The primary reason for civilization collapses was that they were energetically unsustainable. There is plenty behind the catabolic collapse theory. Agrarian civilizations always had thin energy surpluses, and energy surpluses have always been the very definition of survival, for all life. Many early collapses have been found to “coincide” with climate events, such as the 4.2K event and the drought that coincided with the Bronze Age collapse. The Classic Mayans had a drought over a millennium ago that coincided with their collapse. The 8.2K event happened before the rise of civilization, but it wiped out early farming societies. With the thin agricultural surpluses of agrarian societies, one good drought could wipe them out. But they also likely contributed to their demise through deforestation and other environmental impacts. Commandeering an ecosystem for human benefit brought great consequences. Wild mammals hardly exist anymore, and the forest-to-farm-to-desert dynamic typified today’s Middle East, which is well on its way to becoming uninhabitable.
Those were all preindustrial civilizations that collapsed, but we are starting to see industrialized societies collapse as they run out of energy. I live in history’s richest and most powerful nation, and we have been in economic decline ever since our energy consumption began declining over 50 years ago. It is no coincidence. Modern ruins are popping up all over the USA.
The West’s machinations in the Middle East for over a century have been all about who gets the oil. As Bucky Fuller said, if we priced oil at the benefit that humanity gets from it, oil would cost a million dollars a barrel. Middle East oil is history’s greatest material prize.

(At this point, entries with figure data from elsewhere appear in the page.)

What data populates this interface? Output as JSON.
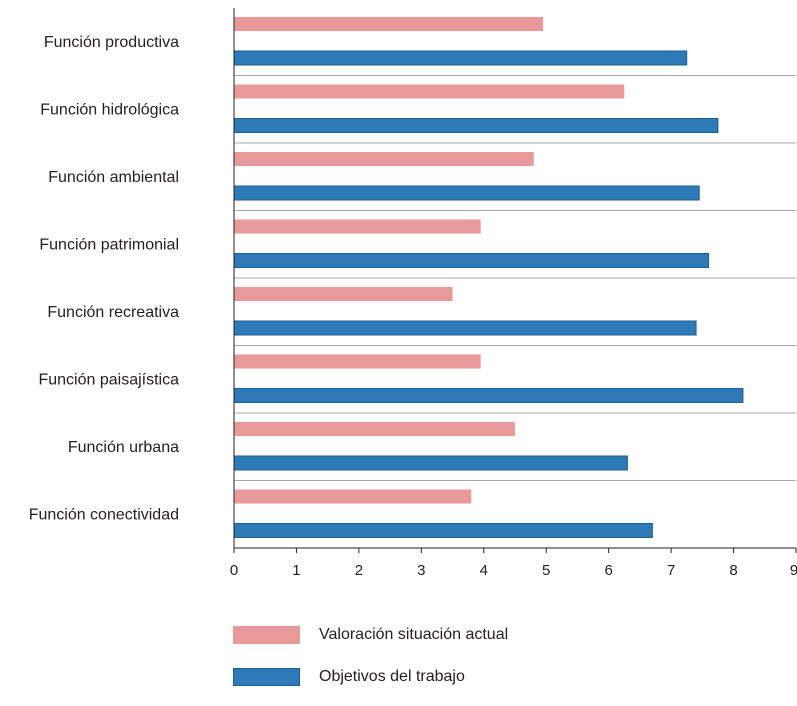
{
  "chart_data": {
    "type": "bar",
    "orientation": "horizontal",
    "categories": [
      "Función productiva",
      "Función hidrológica",
      "Función ambiental",
      "Función patrimonial",
      "Función recreativa",
      "Función paisajística",
      "Función urbana",
      "Función conectividad"
    ],
    "series": [
      {
        "name": "Valoración situación actual",
        "color": "#e8999a",
        "values": [
          4.95,
          6.25,
          4.8,
          3.95,
          3.5,
          3.95,
          4.5,
          3.8
        ]
      },
      {
        "name": "Objetivos del trabajo",
        "color": "#2e7ab8",
        "values": [
          7.25,
          7.75,
          7.45,
          7.6,
          7.4,
          8.15,
          6.3,
          6.7
        ]
      }
    ],
    "xlim": [
      0,
      9
    ],
    "xticks": [
      "0",
      "1",
      "2",
      "3",
      "4",
      "5",
      "6",
      "7",
      "8",
      "9"
    ],
    "grid": "horizontal separators between categories",
    "legend_position": "bottom"
  }
}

As fossil fuels run out, it will be a collapse of all industrial civilizations, but there will likely be environmental collapses, wars that may become nuclear, and other existential events. And none of that needs to happen. I have always been divided between forestalling the catastrophe and ushering in the biggest event in the human journey. To hold those two motivations at once has been an “interesting” journey. It requires a comprehensive perspective to take that all in and make sense of it.